The coach’s system of drilling was revolutionary at the time and helped reinforce key offensive and
defensive moves from every position that the Blue Devil wrestlers would employ out of habit without thinking. Every practice included a set of rotating “reaction drills” that reduced wrestling to almost automatic movements and led to decades of individual and team championships. Twice Mr. Giani’s teams rode winning streaks of more than 100 dual meets.

Mr. Giani’s coaching accomplishments include:
A lifetime coaching mark in 40 seasons of 436-36-1.
A league dual meet coaching mark of 231-15
A record of 23 state champs and 49 all-state wrestlers.
28 undefeated league seasons and 20 undefeated seasons overall.
Nine Suffolk County team championships.
A Suffolk record 117 invitational tournament team championships.
A record 61 individual Suffolk County champions.
Nine of his teams won New York State championships. (Six state tournament – five public, one
private – and three first place state poll rankings.)
63 state tournament individual qualifiers.
Member, National Wrestling Hall of Fame
Member, New York State Public High School Athletic Association Hall of Fame
Member, New York State Wrestling Hall of Fame.
Member, Suffolk County Sports Hall of Fame
On three separate occasions Mr. Giani was chosen as the National High School Wrestling Coach of
the Year.
Mr. Giani’s contributions to the sport, include:

He developed youth wrestling programs for two large Long Island towns with a population of more
than half a million.

He volunteered thousands of hours to local clubs and teams, providing free clinics to coaches and
athletes in order to promote, develop and expand wrestling opportunities to those just starting out in the sport.

He organized high school age cultural exchange programs with the Soviet Union and Poland.
He coached New York’s wrestlers in the Junior National tournament.

For many years he organized the Senior and Junior Metropolitan Championships at the time the
Senior Mets was one of the leading open freestyle tournaments in the country.
He provided dozens of economically disadvantaged youngsters with an opportunity to wrestle, buying them the equipment they need and giving them money for food, clothing, tournament entry fees, transportation, etc. He found employment for them in order to help their families.
He was a father figure to many, steering them toward college and giving them encouragement and
support through high school and well into their adult years.

While Mr. Giani’s background as a coach and contributor are impressive, so are his accomplishments as a wrestler, which include:

Winning the gold medal at 136.5 lbs. in the 1959 Pan American Games.

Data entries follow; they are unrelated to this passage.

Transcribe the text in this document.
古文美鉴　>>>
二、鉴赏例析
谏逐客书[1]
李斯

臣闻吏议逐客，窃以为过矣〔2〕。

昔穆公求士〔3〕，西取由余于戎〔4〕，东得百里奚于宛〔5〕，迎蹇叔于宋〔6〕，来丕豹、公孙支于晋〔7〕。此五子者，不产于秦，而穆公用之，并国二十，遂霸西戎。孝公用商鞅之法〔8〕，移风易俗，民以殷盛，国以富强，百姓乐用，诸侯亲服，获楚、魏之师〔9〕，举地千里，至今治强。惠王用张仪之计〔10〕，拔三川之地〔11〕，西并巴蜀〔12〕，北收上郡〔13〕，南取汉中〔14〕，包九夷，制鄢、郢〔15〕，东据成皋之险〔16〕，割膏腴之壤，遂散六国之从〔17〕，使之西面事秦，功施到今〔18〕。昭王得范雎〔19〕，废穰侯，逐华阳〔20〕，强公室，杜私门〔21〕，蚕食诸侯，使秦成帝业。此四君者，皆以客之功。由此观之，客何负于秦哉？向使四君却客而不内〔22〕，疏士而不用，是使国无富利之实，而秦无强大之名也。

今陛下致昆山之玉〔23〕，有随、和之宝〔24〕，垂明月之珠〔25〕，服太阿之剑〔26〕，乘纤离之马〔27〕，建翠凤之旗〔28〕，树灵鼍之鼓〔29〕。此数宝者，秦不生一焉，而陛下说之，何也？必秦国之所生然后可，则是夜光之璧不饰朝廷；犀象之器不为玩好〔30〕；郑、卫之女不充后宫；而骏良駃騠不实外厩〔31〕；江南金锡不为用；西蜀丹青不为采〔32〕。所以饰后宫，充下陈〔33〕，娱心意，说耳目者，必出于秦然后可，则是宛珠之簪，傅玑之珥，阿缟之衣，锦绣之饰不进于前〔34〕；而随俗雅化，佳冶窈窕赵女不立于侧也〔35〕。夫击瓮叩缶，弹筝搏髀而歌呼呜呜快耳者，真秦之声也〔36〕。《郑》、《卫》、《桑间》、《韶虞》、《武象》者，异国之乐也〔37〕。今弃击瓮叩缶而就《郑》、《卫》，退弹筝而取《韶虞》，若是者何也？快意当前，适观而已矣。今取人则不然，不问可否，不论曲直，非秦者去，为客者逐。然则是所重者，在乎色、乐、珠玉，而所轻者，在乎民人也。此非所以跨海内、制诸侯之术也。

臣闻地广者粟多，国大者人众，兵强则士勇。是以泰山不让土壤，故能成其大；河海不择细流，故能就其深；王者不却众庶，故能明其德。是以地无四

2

Representing the United States in the 1960 Olympics in freestyle at 136.5 lbs., he went 2-1, with wins over wrestlers from Italy and Iraq and a loss to an Iranian at which time he was withdrawn from the Games due to a serious mastoid infection.

He won the Senior Metropolitan Championships ten times in five different weight classes. He was
named the outstanding wrestler four times.

He won All-American honors in both freestyle and Greco-Roman at the AAU nationals, including the fastest fall award in 1963.

He won consecutive titles at the YMCA national in 1958 and 1959, including the outstanding wrestler award in 1959.

He won ten New York Athletic Club titles and more than twenty other tournament titles across the
country. He also captured three Eastern AAU titles.